Free Fibular Flap and Fibular Graft Double-Strut Tunneling to Fill a Large Tibial Plateau Defect

Abstract

Introduction. Bony defects resulting from trauma, osteomyelitis, and tumor resection pose significant reconstructive challenges. Free fibular flaps (FFFs) are an excellent option, especially for large defects in the tibia. 

Case presentation. In this article, the authors review a case of a 60-year-old male who underwent FFF and fibular graft double-strut tunneling to fill a large tibial plateau defect. 
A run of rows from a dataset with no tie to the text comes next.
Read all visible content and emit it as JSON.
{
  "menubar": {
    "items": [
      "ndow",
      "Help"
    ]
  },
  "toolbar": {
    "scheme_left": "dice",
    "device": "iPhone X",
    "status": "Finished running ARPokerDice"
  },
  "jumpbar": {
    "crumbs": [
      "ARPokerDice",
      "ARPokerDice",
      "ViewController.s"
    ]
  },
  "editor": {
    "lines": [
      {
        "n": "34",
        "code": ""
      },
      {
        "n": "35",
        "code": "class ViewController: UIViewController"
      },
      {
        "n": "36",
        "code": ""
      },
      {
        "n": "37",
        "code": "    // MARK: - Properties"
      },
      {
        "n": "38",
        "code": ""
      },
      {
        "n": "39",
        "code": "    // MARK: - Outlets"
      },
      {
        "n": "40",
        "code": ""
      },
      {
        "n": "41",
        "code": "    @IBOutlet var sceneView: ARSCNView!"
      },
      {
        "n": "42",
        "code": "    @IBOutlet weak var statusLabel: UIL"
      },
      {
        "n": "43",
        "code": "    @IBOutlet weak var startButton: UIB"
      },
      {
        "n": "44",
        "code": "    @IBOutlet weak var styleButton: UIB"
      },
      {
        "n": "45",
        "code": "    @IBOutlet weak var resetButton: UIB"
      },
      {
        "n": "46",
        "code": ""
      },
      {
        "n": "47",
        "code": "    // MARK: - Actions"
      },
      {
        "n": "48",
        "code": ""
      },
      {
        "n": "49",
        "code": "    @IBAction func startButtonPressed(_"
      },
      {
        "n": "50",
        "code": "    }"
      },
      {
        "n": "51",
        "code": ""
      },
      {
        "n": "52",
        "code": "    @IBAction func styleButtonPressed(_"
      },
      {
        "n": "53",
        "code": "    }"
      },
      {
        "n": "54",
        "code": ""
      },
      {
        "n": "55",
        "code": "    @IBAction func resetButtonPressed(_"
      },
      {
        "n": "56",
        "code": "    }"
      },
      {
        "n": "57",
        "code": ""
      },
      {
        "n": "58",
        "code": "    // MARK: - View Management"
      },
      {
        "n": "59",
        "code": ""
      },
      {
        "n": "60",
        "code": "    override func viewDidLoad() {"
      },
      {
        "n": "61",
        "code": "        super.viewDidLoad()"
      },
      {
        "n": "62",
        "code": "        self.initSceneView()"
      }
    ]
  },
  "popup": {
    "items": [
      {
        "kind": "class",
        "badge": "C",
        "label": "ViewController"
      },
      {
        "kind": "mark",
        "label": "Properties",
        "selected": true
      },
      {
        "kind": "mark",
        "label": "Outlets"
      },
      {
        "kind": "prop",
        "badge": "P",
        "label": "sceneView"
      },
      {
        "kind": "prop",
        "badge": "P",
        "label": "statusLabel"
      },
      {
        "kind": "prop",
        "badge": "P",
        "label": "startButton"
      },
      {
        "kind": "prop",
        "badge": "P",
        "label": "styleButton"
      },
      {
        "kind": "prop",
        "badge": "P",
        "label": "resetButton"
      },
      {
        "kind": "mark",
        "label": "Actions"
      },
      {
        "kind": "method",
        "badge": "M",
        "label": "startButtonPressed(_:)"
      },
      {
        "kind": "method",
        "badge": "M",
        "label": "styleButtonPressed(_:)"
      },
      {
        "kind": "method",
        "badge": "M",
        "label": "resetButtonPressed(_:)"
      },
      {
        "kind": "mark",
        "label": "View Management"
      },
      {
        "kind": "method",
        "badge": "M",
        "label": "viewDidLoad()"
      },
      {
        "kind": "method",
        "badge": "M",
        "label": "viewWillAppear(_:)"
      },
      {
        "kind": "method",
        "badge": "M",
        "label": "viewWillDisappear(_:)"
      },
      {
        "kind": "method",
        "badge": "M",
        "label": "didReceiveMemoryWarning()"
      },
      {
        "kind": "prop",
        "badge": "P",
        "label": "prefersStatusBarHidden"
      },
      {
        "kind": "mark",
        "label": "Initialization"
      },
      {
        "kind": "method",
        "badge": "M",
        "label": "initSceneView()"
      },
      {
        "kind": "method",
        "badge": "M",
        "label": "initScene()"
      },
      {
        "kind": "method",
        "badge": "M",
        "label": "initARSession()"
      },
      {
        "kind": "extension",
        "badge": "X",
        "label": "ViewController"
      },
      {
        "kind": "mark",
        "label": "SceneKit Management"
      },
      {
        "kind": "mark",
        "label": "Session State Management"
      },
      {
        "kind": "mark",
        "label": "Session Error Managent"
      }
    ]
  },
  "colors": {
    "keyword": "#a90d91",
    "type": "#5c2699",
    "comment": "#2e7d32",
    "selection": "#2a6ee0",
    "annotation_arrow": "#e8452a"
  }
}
Conclusion. The use of the FFF provides an excellent option for reconstructing long bone large defects (defects > 6 cm). The case presented in this report indicates an expanded application of this technique in treating defects secondary to chronic osteomyelitis in infected tibial plateau nonunion.

Introduction

Skeletal defects secondary to osseous tumors, trauma, and chronic osteomyelitis present numerous challenges for surgeons due to the avascular nature of the remaining tissue postresection1. Taylor et al first described an approach to bone defects using a free vascularized fibular graft as a structural and vascular donor.2 These vascularized segments are commonly and correctly known as free fibular flaps (FFFs). FFFs offer an excellent solution for reconstructing bony defects. Since its original description, the use of FFFs has become a viable option in limb-sparing bone reconstruction, providing options other than amputation.3 Much of the advantages of using FFFs come from its distinctive large-caliber peroneal vessels. Transplanted with FFFs, those vessels allow for improved vascularity compared with nonvascular osseous grafts.4,5 As such, the indications of FFFs have encompassed a broad array of applications within orthopedics and reconstructive surgery. In lower limb defects, FFFs have been used in the treatment of avascular osteonecrosis of the femoral head and midfoot reconstruction, among other applications.3 In this report, the authors present a case of FFFs tunneled within the proximal tibial plateau in combination with a nonvascularized fibular graft and morselized autografted bone to fill a large bony defect secondary to chronic osteomyelitis.

Methods

A 60-year-old male presented with an infected proximal tibial nonunion and bony defect following an open reduction and internal fixation of a traumatic left tibial plateau fracture due to a motor vehicle collision. Initially, the patient was managed at an outside institution with serial debridement and antibiotic spacers and was considered a candidate for amputation. The patient was transferred to the center, and the authors elected to proceed with a limb salvage procedure. The first stage included removal of hardware, debridement of infected and necrotic bone of the tibial plateau, and placement of an antibiotic-eluting cement spacer (Figure 1 and Figure 2). A left medial hemigastrocnemius and hemisoleus flap along with fasciocutaneous flaps were used to reconstruct the proximal tibial soft tissue defect. Multiple bone biopsies were sent to be cultured to ensure infection resolution, and the patient received parenteral antibiotics for a period of 6 weeks.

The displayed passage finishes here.